By Tai Huynh
This month, Choosing Wisely Canada, the national voice for reducing tests and treatments in health care, is launching a new campaign, Diving into Overuse in Hospitals The goal of the campaign is to get hospitals across Canada to join the global Choosing Wisely movement by making changes, small or large, to reduce overuse. Participating hospitals get access to a wealth of resources, including a starter kit, webinars and other supports. Hospitals interested in being part of this, but are not sure if they have an overuse problem are encouraged to ask themselves the five basic questions below. A ‘yes’ answer to any of the questions means your hospital has an overuse problem. Even if the answers are ‘no’ across the board, the starter kit suggests ways hospitals can do a deeper dive to uncover other signs of overuse and what to do about it. The campaign hopes to mobilize and empower hospital staff to pause, question long-standing practices and take leadership on reducing overuse, avoiding potential harm to patients and freeing up precious hospital resources for more important uses.
|Overuse in My Hospital: Five Questions to Ask|
|1. Does my emergency department order both PT/INR and aPTT tests as a bundle?|
|2. Does my hospital still use CK testing to diagnose a heart attack?|
|3. Are inpatients at my hospital getting daily blood tests automatically?|
|4. Does my hospital still test serum & red blood cell folate levels?|
|5. Does my ICU still order routine x-rays for all patients?|
Unnecessary testing and treatment is a pervasive problem in health care. It is present virtually every hospital, department and clinic, irrespective of size or how diligent the clinicians are who work there. A 2017 report from the Canadian Institute for Health Information showed that in many clinical areas, up to 30 per cent of tests and treatments are potentially unnecessary. Take preoperative tests before low-risk surgery (such as endoscopy and cataract removal) as an example. Evidence shows that these types of tests do little to improve care, and the results can distress patients and waste resources. Yet, the report showed that in Ontario, Saskatchewan and Alberta, 18 to 35 per cent of patients who had a low-risk procedure had a preoperative test.
While clinicians ultimately make decisions about which tests and treatments to order based on the assessment of an individual patient, many of these decisions can often be influenced by hospital systems and processes that, if outdated or poorly designed, can nudge clinicians toward ordering tests and treatments that do not reflect evidence-based guidelines and practices. This can expose patients to avoidable harm, lengthen wait times, and consume precious hospital resources.

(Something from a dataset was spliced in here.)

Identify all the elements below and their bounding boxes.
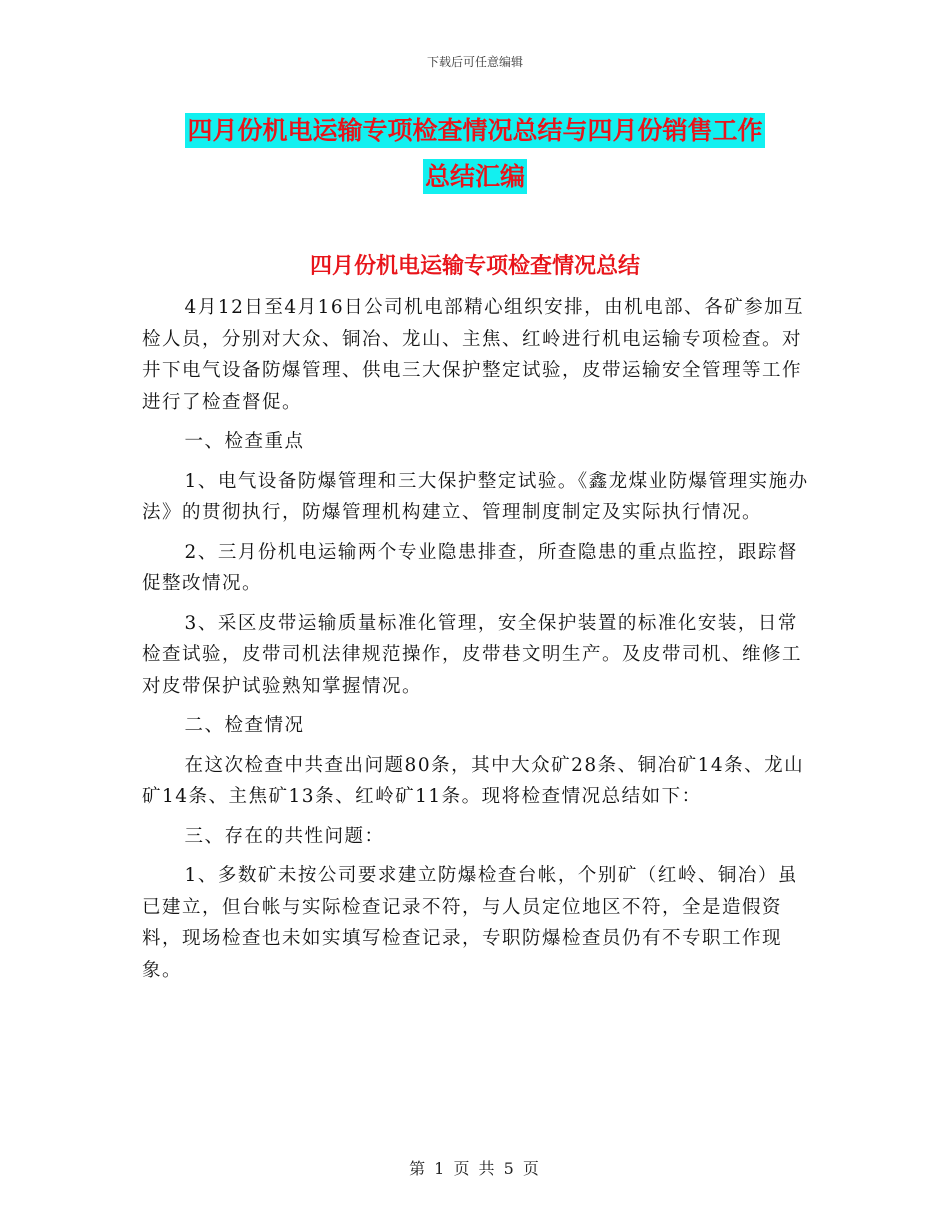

Examples of hospital systems and processes that can drive overuse include: order sets, medical directives, lab order panels and computerized order entry systems, among others. Uncovering and refining systems and processes that are out of date or not evidence-based is one of the most effective ways to curb overuse within the hospital environment. There are many examples of this in lab testing, such as PT/INR and aPTT ordering. This is one of the targets of the Diving into Overuse in Hospitals campaign. PT/INR (prothrombin time/international normalized ratio) and aPTT (activated partial thromboplastin time) were tests developed in the early 20th century for specific and unique indications. Despite this, they are often ordered together routinely in emergency departments. PT/INR and aPTT are often unknowingly ordered together because most blood work in the emergency department is based on lab order panels that are outdated, often coupling PT/INR and aPTT tests as a bundle despite the fact that they are rarely required together. In some hospitals, laboratory software may also automatically run both tests even if only one was ordered. One teaching hospital in Ontario decided to uncouple PT/INR and aPTT and revise their emergency department test panels, which resulted in a 50 per cent reduction in both tests.

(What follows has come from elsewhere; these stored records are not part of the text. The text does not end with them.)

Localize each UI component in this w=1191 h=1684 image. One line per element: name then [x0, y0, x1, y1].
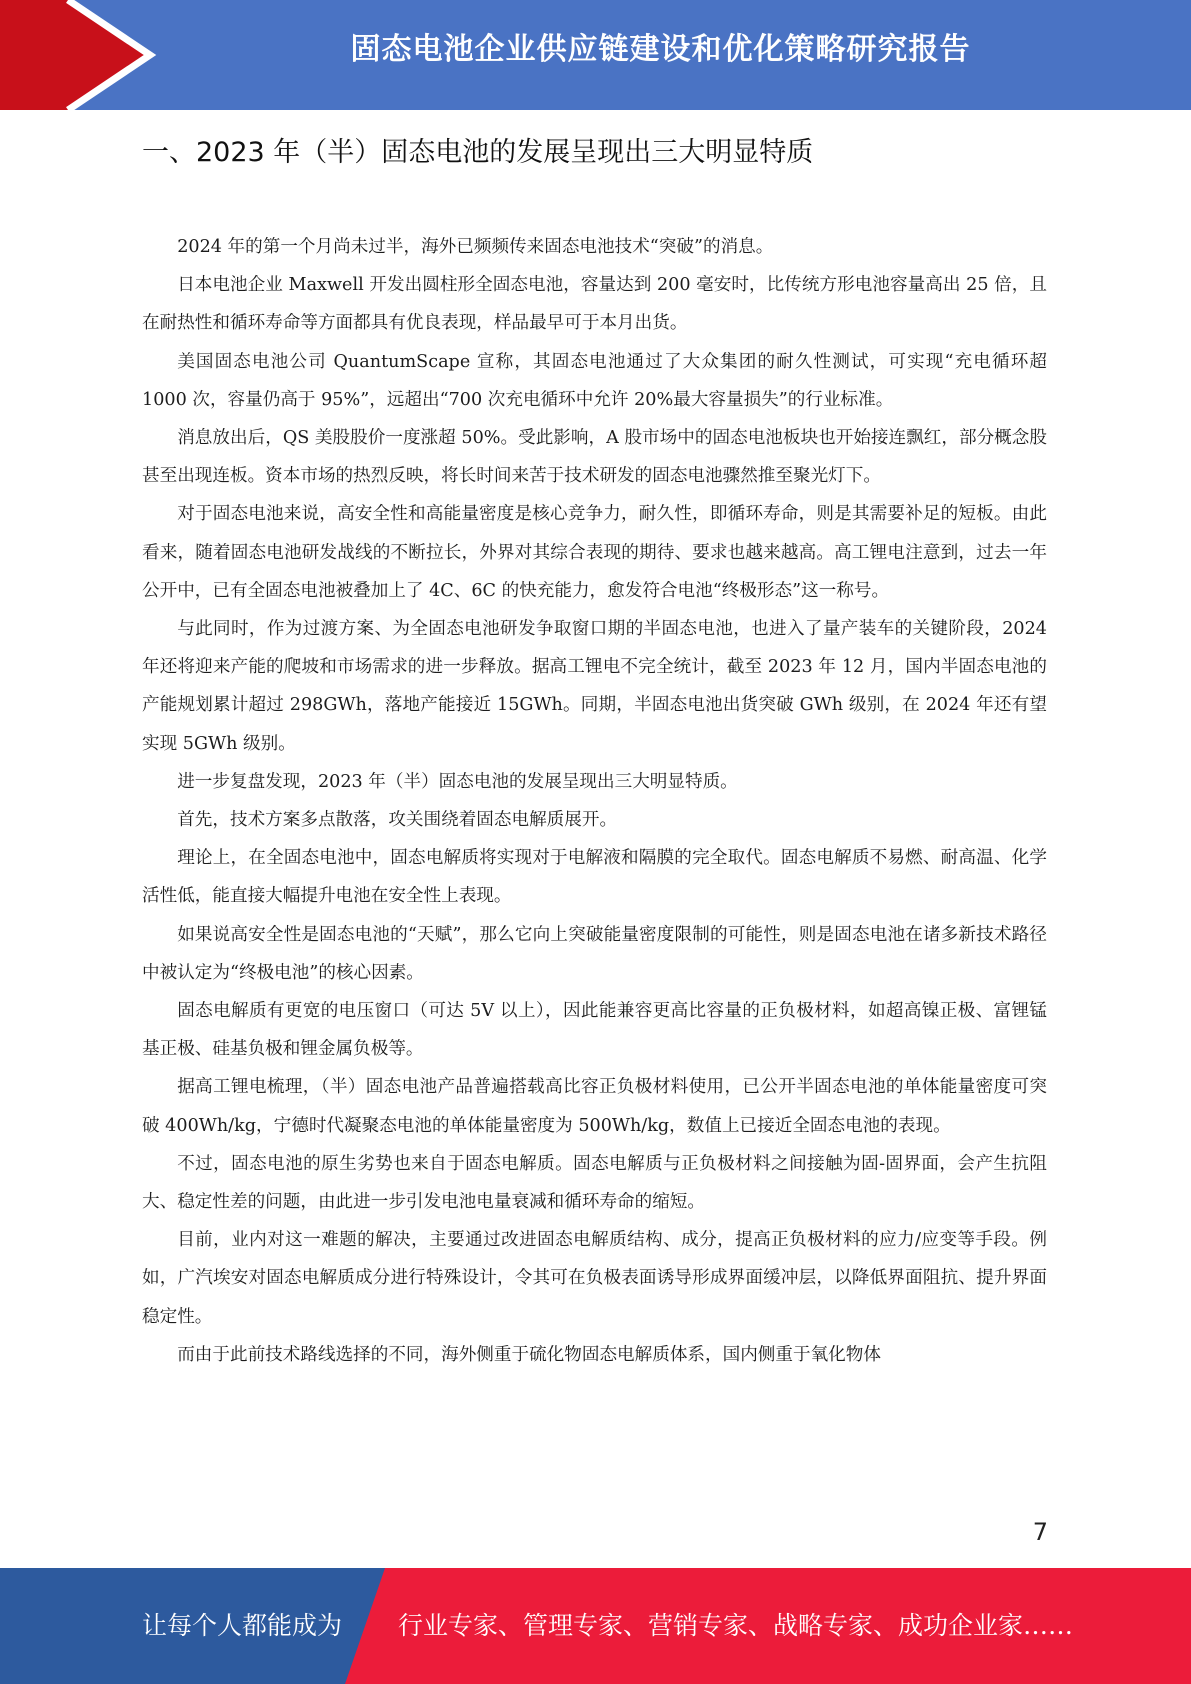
- paragraph: 与此同时，作为过渡方案、为全固态电池研发争取窗口期的半固态电池，也进入了量产装车的关键阶段，2024 年还将迎来产能的爬坡和市场需求的进一步释放。据高工锂电不完全统计，截至 2023 年 12 月，国内半固态电池的产能规划累计超过 298GWh，落地产能接近 15GWh。同期，半固态电池出货突破 GWh 级别，在 2024 年还有望实现 5GWh 级别。: [142, 619, 1047, 754]
- body-text: [142, 228, 1047, 1374]
- page-header: [0, 0, 1191, 110]
- paragraph: 固态电解质有更宽的电压窗口（可达 5V 以上），因此能兼容更高比容量的正负极材料，如超高镍正极、富锂锰基正极、硅基负极和锂金属负极等。: [142, 1001, 1047, 1060]
- paragraph: 理论上，在全固态电池中，固态电解质将实现对于电解液和隔膜的完全取代。固态电解质不易燃、耐高温、化学活性低，能直接大幅提升电池在安全性上表现。: [142, 848, 1047, 907]
- footer-slogan-left: 让每个人都能成为: [142, 1611, 343, 1640]
- report-title: 固态电池企业供应链建设和优化策略研究报告: [350, 32, 971, 67]
- paragraph: 进一步复盘发现，2023 年（半）固态电池的发展呈现出三大明显特质。: [177, 771, 738, 792]
- paragraph: 不过，固态电池的原生劣势也来自于固态电解质。固态电解质与正负极材料之间接触为固-固界面，会产生抗阻大、稳定性差的问题，由此进一步引发电池电量衰减和循环寿命的缩短。: [142, 1153, 1047, 1213]
- paragraph: 2024 年的第一个月尚未过半，海外已频频传来固态电池技术“突破”的消息。: [177, 237, 774, 257]
- paragraph: 首先，技术方案多点散落，攻关围绕着固态电解质展开。: [177, 810, 618, 831]
- page-number: 7: [1032, 1518, 1048, 1546]
- paragraph: 如果说高安全性是固态电池的“天赋”，那么它向上突破能量密度限制的可能性，则是固态电池在诸多新技术路径中被认定为“终极电池”的核心因素。: [142, 924, 1047, 983]
- red-chevron-decoration: [0, 0, 160, 110]
- paragraph: 据高工锂电梳理，（半）固态电池产品普遍搭载高比容正负极材料使用，已公开半固态电池的单体能量密度可突破 400Wh/kg，宁德时代凝聚态电池的单体能量密度为 500Wh/kg，数值上已接近全固态电池的表现。: [142, 1077, 1047, 1136]
- paragraph: 目前，业内对这一难题的解决，主要通过改进固态电解质结构、成分，提高正负极材料的应力/应变等手段。例如，广汽埃安对固态电解质成分进行特殊设计，令其可在负极表面诱导形成界面缓冲层，以降低界面阻抗、提升界面稳定性。: [142, 1230, 1047, 1327]
- paragraph: 消息放出后，QS 美股股价一度涨超 50%。受此影响，A 股市场中的固态电池板块也开始接连飘红，部分概念股甚至出现连板。资本市场的热烈反映，将长时间来苦于技术研发的固态电池骤然推至聚光灯下。: [142, 428, 1047, 487]
- paragraph: 而由于此前技术路线选择的不同，海外侧重于硫化物固态电解质体系，国内侧重于氧化物体: [177, 1344, 881, 1365]
- page-footer: [0, 1568, 1191, 1684]
- footer-slogan-right: 行业专家、管理专家、营销专家、战略专家、成功企业家……: [398, 1611, 1074, 1640]
- paragraph: 美国固态电池公司 QuantumScape 宣称，其固态电池通过了大众集团的耐久性测试，可实现“充电循环超 1000 次，容量仍高于 95%”，远超出“700 次充电循环中允许 20%最大容量损失”的行业标准。: [142, 351, 1047, 410]
- paragraph: 日本电池企业 Maxwell 开发出圆柱形全固态电池，容量达到 200 毫安时，比传统方形电池容量高出 25 倍，且在耐热性和循环寿命等方面都具有优良表现，样品最早可于本月出货。: [142, 275, 1047, 334]
- paragraph: 对于固态电池来说，高安全性和高能量密度是核心竞争力，耐久性，即循环寿命，则是其需要补足的短板。由此看来，随着固态电池研发战线的不断拉长，外界对其综合表现的期待、要求也越来越高。高工锂电注意到，过去一年公开中，已有全固态电池被叠加上了 4C、6C 的快充能力，愈发符合电池“终极形态”这一称号。: [142, 504, 1047, 601]
- section-heading: 一、2023 年（半）固态电池的发展呈现出三大明显特质: [142, 137, 814, 168]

Historical practices that have, over time, become routinized and ‘baked’ into the system set the course of overuse on auto-pilot, often taking decision-making out of the hands of busy clinicians, for better and for worse. On the one hand, there needs to be systems and processes to help stream workflow, improve consistency and standardization and take complexity out of everyday decisions. On the other hand, these systems and processes have their own inertia, and when they do not keep up with the evidence, they act as vectors for antiquated practices, allowing overuse to quickly multiply.
To date, Choosing Wisely Canada has partnered with over 70 professional societies from different clinical specialties and disciplines to develop lists of “Things Clinicians and Patients Should Question.” These lists contain recommendations of tests, treatments and procedures that are not supported by evidence and could potentially expose patients to harm. Since the campaign launched in 2014, over 300 recommendations have been published, a significant number of which deal with unnecessary tests, treatments and procedures within the hospital setting. Diving into Overuse in Hospitals offers an opportunity to put these recommendations into practice to improve quality of care in hospitals, avoid harms from overuse to patients and improve stewardship of valuable resource
Tai Huynh is Campaign Director, Choosing Wisely Canada.